L’Afrique progresse à son rythme. Mais ne soyons pas simplistes, on ne peut pas dire que l’Afrique est le plus mauvais élève, c’est un élève qui a accuse un certain retard pour diverses raisons, historiques, politiques, économiques. Les droits humains ont été bafoués un peu partout pas seulement en Afrique. Ce serait céder à l’afro-pessimisme. De bons signaux sont envoyés. Zuma par exemple a fustigé Omar el-Béchir, les dirigeants contestés de Madagascar, Guinée-Bissau, Guinée-Conakry etc. Il y a moins de complaisance entre dirigeants qui sont de plus en plus soucieux des droits humains.
La cour africaine de justice et des droits de l''''homme se fait attendre. En quoi cette instance judiciaire panafricaine pourrait garantir les droits de l''homme et empêcher les dérives dictatoriales?
Comment condamner quelqu’un qui est au pouvoir ? C’est la question. Cette institution doit être dotée de tous les pouvoirs d’enquête et de poursuites nécessaires. Cette cour devra jour le rôle de régulateur de la démocratie, de garde-fou en matière de droits humains.
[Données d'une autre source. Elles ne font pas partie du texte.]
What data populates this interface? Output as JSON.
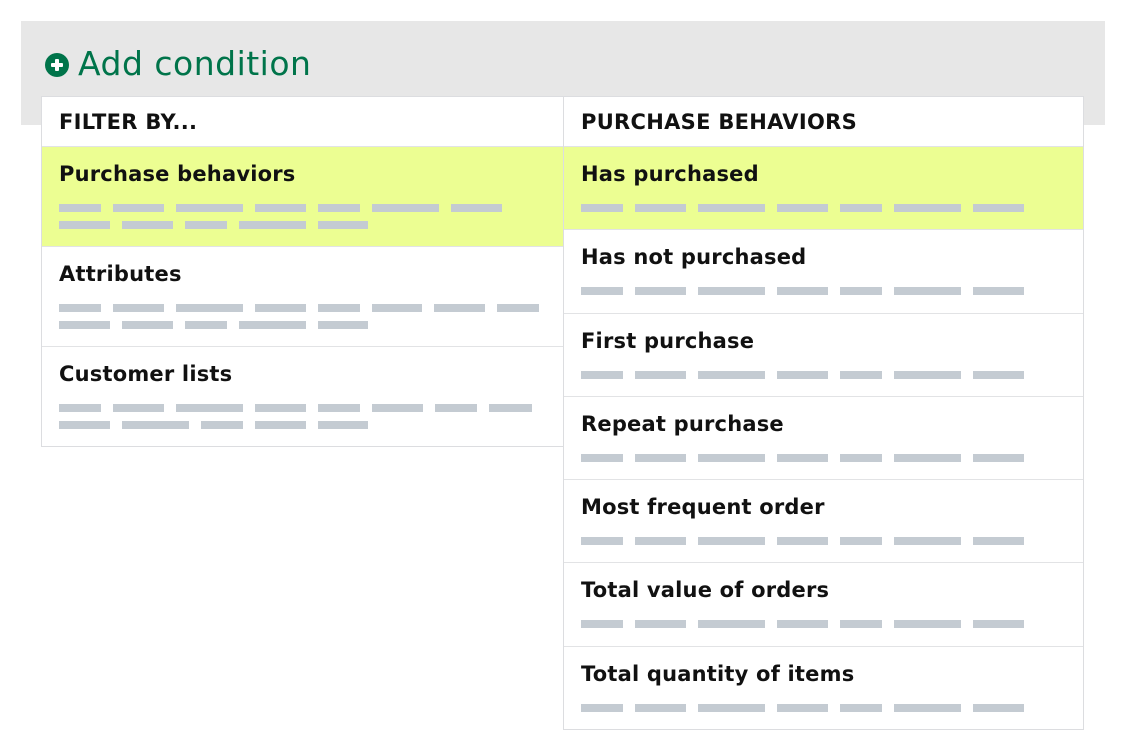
{
  "add_condition": {
    "label": "Add condition",
    "icon": "plus-circle-icon",
    "color": "#00744a"
  },
  "filter_panel": {
    "header": "FILTER BY...",
    "items": [
      {
        "label": "Purchase behaviors",
        "selected": true,
        "placeholder_lines": [
          [
            42,
            51,
            67,
            51,
            42,
            67,
            51
          ],
          [
            51,
            51,
            42,
            67,
            50
          ]
        ]
      },
      {
        "label": "Attributes",
        "selected": false,
        "placeholder_lines": [
          [
            42,
            51,
            67,
            51,
            42,
            50,
            51,
            42
          ],
          [
            51,
            51,
            42,
            67,
            50
          ]
        ]
      },
      {
        "label": "Customer lists",
        "selected": false,
        "placeholder_lines": [
          [
            42,
            51,
            67,
            51,
            42,
            51,
            42,
            43
          ],
          [
            51,
            67,
            42,
            51,
            50
          ]
        ]
      }
    ]
  },
  "behaviors_panel": {
    "header": "PURCHASE BEHAVIORS",
    "items": [
      {
        "label": "Has purchased",
        "selected": true,
        "placeholder_lines": [
          [
            42,
            51,
            67,
            51,
            42,
            67,
            51
          ]
        ]
      },
      {
        "label": "Has not purchased",
        "selected": false,
        "placeholder_lines": [
          [
            42,
            51,
            67,
            51,
            42,
            67,
            51
          ]
        ]
      },
      {
        "label": "First purchase",
        "selected": false,
        "placeholder_lines": [
          [
            42,
            51,
            67,
            51,
            42,
            67,
            51
          ]
        ]
      },
      {
        "label": "Repeat purchase",
        "selected": false,
        "placeholder_lines": [
          [
            42,
            51,
            67,
            51,
            42,
            67,
            51
          ]
        ]
      },
      {
        "label": "Most frequent order",
        "selected": false,
        "placeholder_lines": [
          [
            42,
            51,
            67,
            51,
            42,
            67,
            51
          ]
        ]
      },
      {
        "label": "Total value of orders",
        "selected": false,
        "placeholder_lines": [
          [
            42,
            51,
            67,
            51,
            42,
            67,
            51
          ]
        ]
      },
      {
        "label": "Total quantity of items",
        "selected": false,
        "placeholder_lines": [
          [
            42,
            51,
            67,
            51,
            42,
            67,
            51
          ]
        ]
      }
    ]
  },
  "colors": {
    "selected_row": "#ecfe92",
    "placeholder_bar": "#c4cbd2",
    "banner": "#e7e7e7"
  }
}
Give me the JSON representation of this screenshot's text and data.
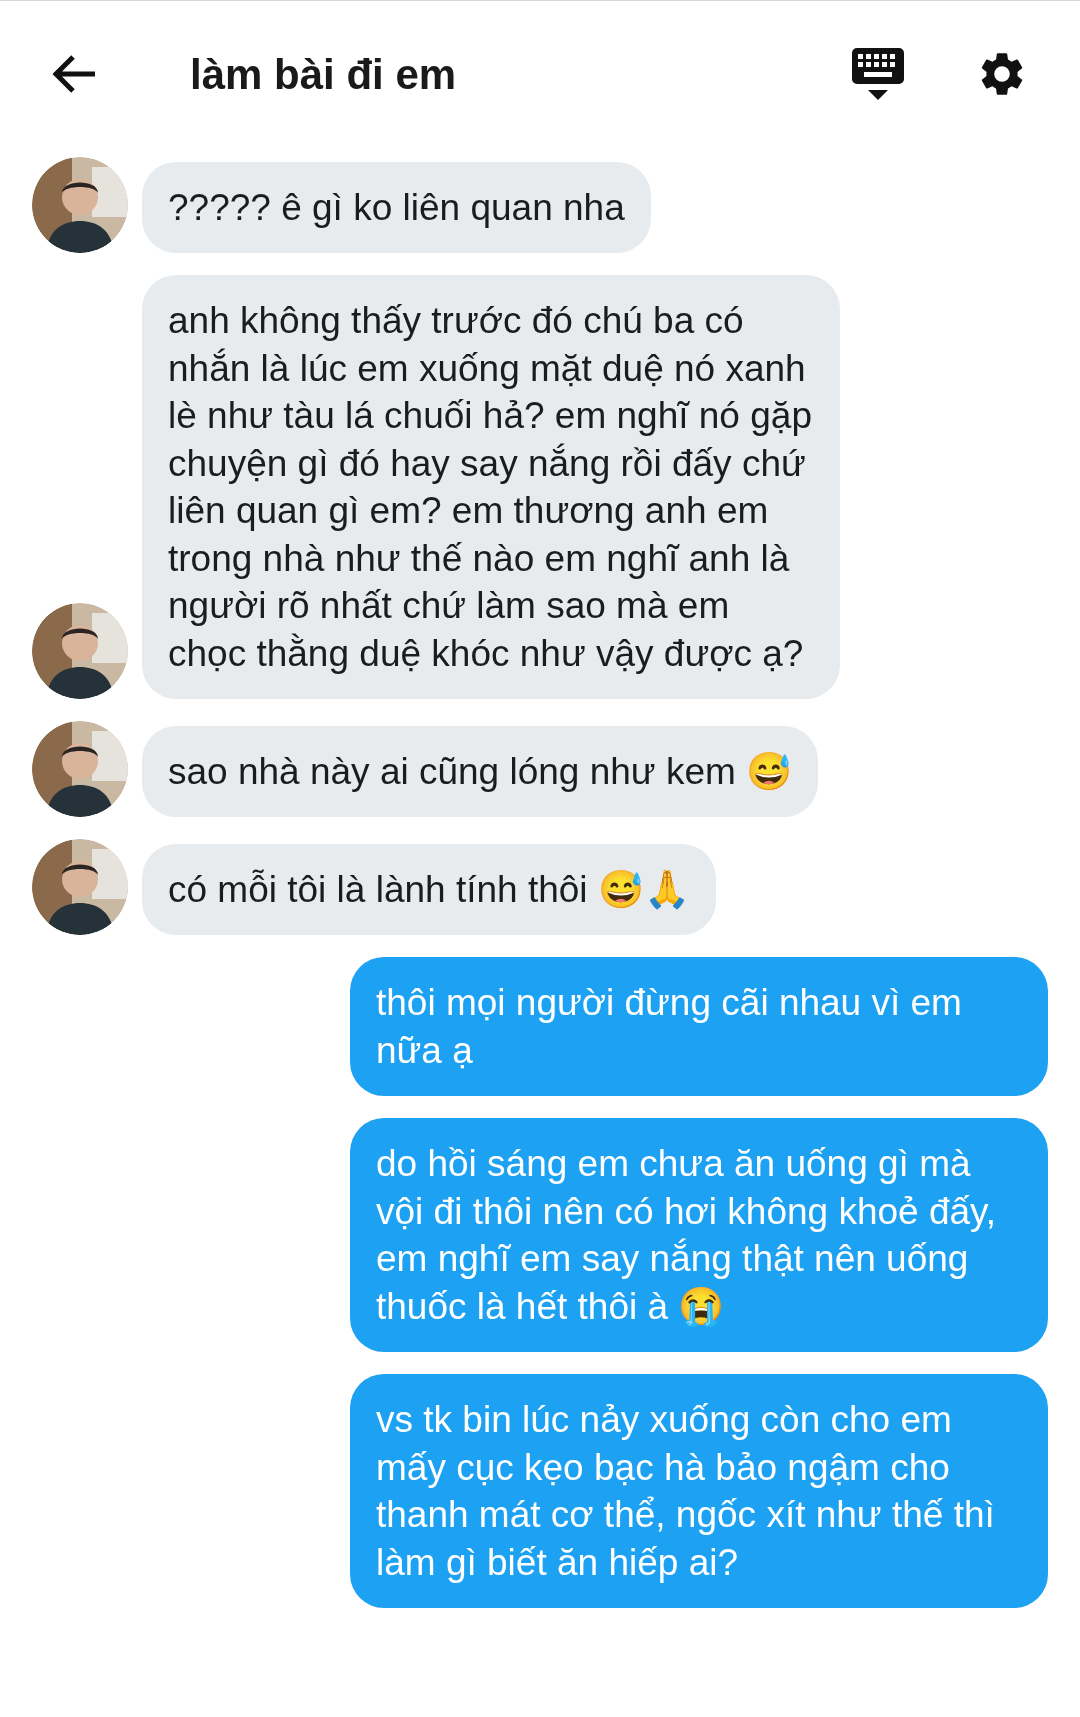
{
  "header": {
    "title": "làm bài đi em"
  },
  "messages": [
    {
      "kind": "received",
      "text": "????? ê gì ko liên quan nha"
    },
    {
      "kind": "received",
      "text": "anh không thấy trước đó chú ba có nhắn là lúc em xuống mặt duệ nó xanh lè như tàu lá chuối hả? em nghĩ nó gặp chuyện gì đó hay say nắng rồi đấy chứ liên quan gì em? em thương anh em trong nhà như thế nào em nghĩ anh là người rõ nhất chứ làm sao mà em chọc thằng duệ khóc như vậy được ạ?"
    },
    {
      "kind": "received",
      "text": "sao nhà này ai cũng lóng như kem 😅"
    },
    {
      "kind": "received",
      "text": "có mỗi tôi là lành tính thôi 😅🙏"
    },
    {
      "kind": "sent",
      "text": "thôi mọi người đừng cãi nhau vì em nữa ạ"
    },
    {
      "kind": "sent",
      "text": "do hồi sáng em chưa ăn uống gì mà vội đi thôi nên có hơi không khoẻ đấy, em nghĩ em say nắng thật nên uống thuốc là hết thôi à 😭"
    },
    {
      "kind": "sent",
      "text": "vs tk bin lúc nảy xuống còn cho em mấy cục kẹo bạc hà bảo ngậm cho thanh mát cơ thể, ngốc xít như thế thì làm gì biết ăn hiếp ai?"
    }
  ]
}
En ce sens, les ONG, les sociétés civiles doivent pouvoir recourir à cette instance, et c’est pour l’instant une pomme de discorde. Ce n’est pas une recette magique mais avec l’Union Africaine, l’éducation, et le renforcement des bases populaires, ce sera d’un apport considérable. Les jeunes générations en Afrique ont une autre mentalité. L’espoir vient d’elles.
Paru dans l’édition de juin de Dimé, supplément d’Amnesty Maurice avec la livraison l’express du 26 juin 2009.